GE IC693MDL940 – 16-point 120/240 VAC output version for higher density

GE IC693MDL340 – Same family but 0.5 A per point (lighter loads)

GE IC693MDL930 – Isolated 4 A AC output module for heavier inductive loads

GE IC693MDL310 – 12-point 120 VAC 0.5 A output (older generation)

GE IC693MDL390 – 5-point isolated 2 A 120/240 VAC outputs higher isolation

GE IC693MAR590 – Mixed 120 VAC input / relay output module

GE IC694MDL330 – RX3i version of the same module (for migration)

Before sliding the GE IC693MDL330 into the rack, confirm that your baseplate is a standard 90-30 AC-powered base (IC693CHSxxx series) and that field power (L1/L2/N) is present at the correct voltage. Check that the total backplane current budget hasn’t been exceeded—70 mA is modest but adds up in full racks. Use 14–22 AWG wire on the removable terminal block and leave at least one slot spacing if you’re running heavy inductive loads to help with heat dissipation. Firmware is handled automatically by the CPU, so no separate update is needed.
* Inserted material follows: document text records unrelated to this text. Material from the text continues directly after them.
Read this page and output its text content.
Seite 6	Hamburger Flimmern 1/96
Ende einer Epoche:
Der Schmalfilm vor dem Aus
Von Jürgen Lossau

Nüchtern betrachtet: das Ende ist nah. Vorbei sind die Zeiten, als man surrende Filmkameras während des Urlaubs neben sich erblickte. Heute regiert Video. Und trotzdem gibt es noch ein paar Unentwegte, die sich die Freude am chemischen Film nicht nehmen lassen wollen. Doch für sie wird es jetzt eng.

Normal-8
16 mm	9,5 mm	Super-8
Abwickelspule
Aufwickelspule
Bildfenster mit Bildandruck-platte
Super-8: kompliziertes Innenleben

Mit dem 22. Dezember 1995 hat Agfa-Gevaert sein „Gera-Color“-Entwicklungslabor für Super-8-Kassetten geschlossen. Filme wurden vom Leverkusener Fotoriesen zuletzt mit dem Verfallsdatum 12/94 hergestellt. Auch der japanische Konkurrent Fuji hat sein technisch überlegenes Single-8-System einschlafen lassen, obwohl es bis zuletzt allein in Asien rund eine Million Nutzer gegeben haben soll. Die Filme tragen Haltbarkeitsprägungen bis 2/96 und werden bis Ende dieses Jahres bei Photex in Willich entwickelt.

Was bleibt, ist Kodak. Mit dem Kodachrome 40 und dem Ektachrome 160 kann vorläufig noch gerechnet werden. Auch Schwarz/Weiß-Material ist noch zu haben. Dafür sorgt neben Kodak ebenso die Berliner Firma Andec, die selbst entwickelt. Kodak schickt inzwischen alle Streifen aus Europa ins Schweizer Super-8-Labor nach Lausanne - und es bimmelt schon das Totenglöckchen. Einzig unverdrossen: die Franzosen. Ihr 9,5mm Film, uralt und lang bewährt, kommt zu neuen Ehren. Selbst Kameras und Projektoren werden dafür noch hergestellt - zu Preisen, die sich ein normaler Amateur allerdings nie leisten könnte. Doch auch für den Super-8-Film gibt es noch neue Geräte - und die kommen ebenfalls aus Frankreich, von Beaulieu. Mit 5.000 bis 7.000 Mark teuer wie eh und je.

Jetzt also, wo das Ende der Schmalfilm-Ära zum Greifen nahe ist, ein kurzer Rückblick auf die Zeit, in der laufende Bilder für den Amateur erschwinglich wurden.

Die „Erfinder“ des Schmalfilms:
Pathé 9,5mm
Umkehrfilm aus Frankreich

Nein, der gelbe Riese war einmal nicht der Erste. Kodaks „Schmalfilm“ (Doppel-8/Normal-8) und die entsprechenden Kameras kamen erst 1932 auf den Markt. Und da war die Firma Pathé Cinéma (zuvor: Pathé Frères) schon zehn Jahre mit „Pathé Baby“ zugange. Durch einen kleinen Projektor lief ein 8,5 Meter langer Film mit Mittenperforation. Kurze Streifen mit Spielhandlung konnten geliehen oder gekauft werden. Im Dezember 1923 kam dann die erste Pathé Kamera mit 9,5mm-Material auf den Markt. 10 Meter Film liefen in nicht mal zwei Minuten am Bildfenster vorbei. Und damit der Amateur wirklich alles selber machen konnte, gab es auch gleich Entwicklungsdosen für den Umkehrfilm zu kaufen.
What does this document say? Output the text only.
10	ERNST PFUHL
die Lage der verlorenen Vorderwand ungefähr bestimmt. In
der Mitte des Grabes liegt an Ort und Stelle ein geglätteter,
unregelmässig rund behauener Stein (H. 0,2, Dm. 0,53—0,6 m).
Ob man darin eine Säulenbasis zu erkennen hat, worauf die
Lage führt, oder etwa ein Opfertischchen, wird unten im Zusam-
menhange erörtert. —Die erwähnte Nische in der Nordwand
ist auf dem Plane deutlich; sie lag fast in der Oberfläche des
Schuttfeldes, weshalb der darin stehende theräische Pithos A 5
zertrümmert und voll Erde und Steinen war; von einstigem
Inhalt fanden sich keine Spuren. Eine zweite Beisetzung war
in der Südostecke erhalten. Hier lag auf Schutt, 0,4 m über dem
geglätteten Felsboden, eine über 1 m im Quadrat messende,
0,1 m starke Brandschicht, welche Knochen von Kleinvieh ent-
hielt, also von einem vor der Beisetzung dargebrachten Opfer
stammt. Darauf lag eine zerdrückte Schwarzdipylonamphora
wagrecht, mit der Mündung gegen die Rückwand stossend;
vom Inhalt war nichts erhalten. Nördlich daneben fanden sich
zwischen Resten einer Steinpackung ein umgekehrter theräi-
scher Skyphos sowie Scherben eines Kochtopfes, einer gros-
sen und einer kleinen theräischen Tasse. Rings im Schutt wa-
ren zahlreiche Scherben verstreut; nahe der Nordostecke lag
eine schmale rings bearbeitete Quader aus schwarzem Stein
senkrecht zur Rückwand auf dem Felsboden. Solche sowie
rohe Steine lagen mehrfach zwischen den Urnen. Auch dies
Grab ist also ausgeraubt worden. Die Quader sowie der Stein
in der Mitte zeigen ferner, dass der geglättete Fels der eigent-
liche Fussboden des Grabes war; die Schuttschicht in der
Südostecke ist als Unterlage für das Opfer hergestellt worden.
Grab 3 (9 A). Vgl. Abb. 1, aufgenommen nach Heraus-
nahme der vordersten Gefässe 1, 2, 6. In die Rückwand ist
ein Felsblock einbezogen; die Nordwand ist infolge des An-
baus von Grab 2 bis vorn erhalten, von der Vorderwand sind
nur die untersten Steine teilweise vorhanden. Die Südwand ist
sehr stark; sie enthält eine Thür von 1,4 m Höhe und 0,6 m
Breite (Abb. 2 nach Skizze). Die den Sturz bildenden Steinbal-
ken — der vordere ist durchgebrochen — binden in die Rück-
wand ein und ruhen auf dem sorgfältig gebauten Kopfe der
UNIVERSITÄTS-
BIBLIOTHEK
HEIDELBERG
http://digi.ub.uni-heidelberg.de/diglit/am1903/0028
In service, glance at the green LEDs for logic state and the red fuse LEDs once per shift or during PM walks. A blown fuse is replaced in under two minutes with a common 3 A Littelfuse 217 series—no soldering required. Every couple of years, torque the terminal block screws to spec (7–9 in-lb) and verify no discoloration on the connectors. The module itself rarely fails; most “bad” modules turn out to be external wiring issues or blown fuses.